Another example of intolerable working conditions would be if someone in upper management made constant threats of termination in a hostile, abrasive, and harsh manner. An aggravating factor in a situation such as this would be if the employee experiencing the mistreatment made a complaint about it and nothing was done to address the problem. Here an employee again might eventually be forced to resign because this type of circumstance is considered intolerable, which gives rise to a possible constructive discharge claim. Prior to resignation, if the employee who was experiencing the threats of termination complained to HR or another supervisor and thereafter was singled out, passed up for promotion, demoted, or suffered any other type of deprivation of employee benefits, the employee may also have a claim in retaliation.  An employee who went through something similar would need to contact an Employment Lawyer in their area to discuss the details of their potential case.

 

 

  1. An employer asking for the impossible may be a form of retaliation and might lead to a forced resignation

An employee may find himself or herself in a situation where their employer or supervisor gives an order to complete certain tasks that they know are impossible to achieve. But why would an employer have the desire to torture one of their employees by setting him or her up for failure? One common reason would be to cloak their true intention of wanting to force the employee to quit.  A few reasons why an employer would want an employee to quit would be that the employee complained about unlawful pay practices or an unsafe work environment, the employee took a protected medical leave, or perhaps the employee was being discriminated against based on belonging to a protected class.
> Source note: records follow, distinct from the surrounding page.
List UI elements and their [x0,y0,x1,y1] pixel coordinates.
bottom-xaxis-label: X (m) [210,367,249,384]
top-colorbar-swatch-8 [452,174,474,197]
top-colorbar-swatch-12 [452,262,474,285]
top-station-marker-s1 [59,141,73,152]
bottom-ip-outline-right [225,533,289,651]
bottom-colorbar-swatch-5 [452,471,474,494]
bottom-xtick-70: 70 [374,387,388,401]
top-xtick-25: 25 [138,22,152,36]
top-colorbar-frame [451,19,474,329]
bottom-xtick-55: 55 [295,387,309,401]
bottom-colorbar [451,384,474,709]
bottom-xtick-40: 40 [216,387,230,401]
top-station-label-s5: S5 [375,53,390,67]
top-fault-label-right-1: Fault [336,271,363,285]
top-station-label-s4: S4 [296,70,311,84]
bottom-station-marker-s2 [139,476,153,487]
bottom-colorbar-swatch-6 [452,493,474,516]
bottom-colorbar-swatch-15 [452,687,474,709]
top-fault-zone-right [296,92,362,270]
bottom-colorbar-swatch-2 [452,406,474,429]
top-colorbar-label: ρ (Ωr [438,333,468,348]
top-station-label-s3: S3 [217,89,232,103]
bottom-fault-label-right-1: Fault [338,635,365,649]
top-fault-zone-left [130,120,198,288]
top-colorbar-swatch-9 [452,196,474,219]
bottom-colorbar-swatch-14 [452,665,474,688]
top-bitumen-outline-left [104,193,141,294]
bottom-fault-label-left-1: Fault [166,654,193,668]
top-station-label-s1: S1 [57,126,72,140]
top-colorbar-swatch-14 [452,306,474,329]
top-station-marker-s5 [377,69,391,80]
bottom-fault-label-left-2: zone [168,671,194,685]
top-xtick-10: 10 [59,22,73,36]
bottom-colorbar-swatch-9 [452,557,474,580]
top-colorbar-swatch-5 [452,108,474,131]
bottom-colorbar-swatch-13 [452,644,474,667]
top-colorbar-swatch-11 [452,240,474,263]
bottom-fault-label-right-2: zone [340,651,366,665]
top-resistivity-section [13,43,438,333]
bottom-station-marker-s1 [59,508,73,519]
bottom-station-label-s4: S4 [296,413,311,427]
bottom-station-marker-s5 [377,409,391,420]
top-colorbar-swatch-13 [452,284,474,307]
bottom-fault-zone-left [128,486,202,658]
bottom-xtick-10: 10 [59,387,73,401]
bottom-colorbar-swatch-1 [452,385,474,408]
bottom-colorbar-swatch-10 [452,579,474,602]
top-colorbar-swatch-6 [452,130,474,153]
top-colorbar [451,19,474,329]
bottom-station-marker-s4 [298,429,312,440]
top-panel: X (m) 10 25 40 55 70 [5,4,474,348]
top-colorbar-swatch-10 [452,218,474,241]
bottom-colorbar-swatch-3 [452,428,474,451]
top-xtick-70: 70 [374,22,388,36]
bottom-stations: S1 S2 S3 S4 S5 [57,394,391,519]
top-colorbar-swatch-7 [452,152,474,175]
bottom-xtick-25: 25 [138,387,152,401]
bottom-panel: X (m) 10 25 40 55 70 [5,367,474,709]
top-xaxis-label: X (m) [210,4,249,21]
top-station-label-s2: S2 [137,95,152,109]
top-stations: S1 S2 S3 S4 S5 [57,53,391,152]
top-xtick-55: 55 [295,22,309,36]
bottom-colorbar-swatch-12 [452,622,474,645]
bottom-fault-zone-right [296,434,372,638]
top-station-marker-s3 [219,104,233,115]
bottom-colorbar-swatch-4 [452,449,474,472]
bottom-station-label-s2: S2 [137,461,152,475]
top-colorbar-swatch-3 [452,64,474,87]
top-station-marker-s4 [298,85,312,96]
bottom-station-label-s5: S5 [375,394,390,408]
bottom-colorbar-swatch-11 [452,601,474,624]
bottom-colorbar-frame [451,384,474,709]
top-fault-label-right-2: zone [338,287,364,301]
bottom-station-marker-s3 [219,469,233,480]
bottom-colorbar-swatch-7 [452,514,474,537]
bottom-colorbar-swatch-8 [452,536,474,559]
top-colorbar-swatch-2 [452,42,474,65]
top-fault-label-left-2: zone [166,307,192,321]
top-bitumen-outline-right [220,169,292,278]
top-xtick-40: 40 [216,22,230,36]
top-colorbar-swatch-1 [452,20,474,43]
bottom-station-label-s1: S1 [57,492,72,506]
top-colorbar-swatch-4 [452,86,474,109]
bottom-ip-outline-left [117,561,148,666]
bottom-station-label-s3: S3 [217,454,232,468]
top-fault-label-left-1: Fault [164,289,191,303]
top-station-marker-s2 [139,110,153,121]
Putting this all into play, an example would be if an employee took a protected medical leave which his employer was not too pleased about and wanted to find a way to get rid of him upon his return. The employer may do this by threatening the employee’s job unless the employee obtained certain job-related training or certifications. These certifications may not be necessary to carry out required duties nor can the employee attend the training without missing work. In this situation, the employer is actively taking steps to force the employee to resign by subjecting him to intolerable working conditions. In addition, the employer’s initial acts in giving the employee the task of obtaining the bogus certification may be categorized as retaliatory behavior for the employee taking medical leave.

Employees continue to be victimized by employers and or supervisors in the workplace and it is the job of an Employment Lawyer to represent these particular employees. Retaliation and constructive discharge have many features which can hurt an employee’s career but with a strong legal team, an employee may obtain certain remedies available to them under employment laws in California.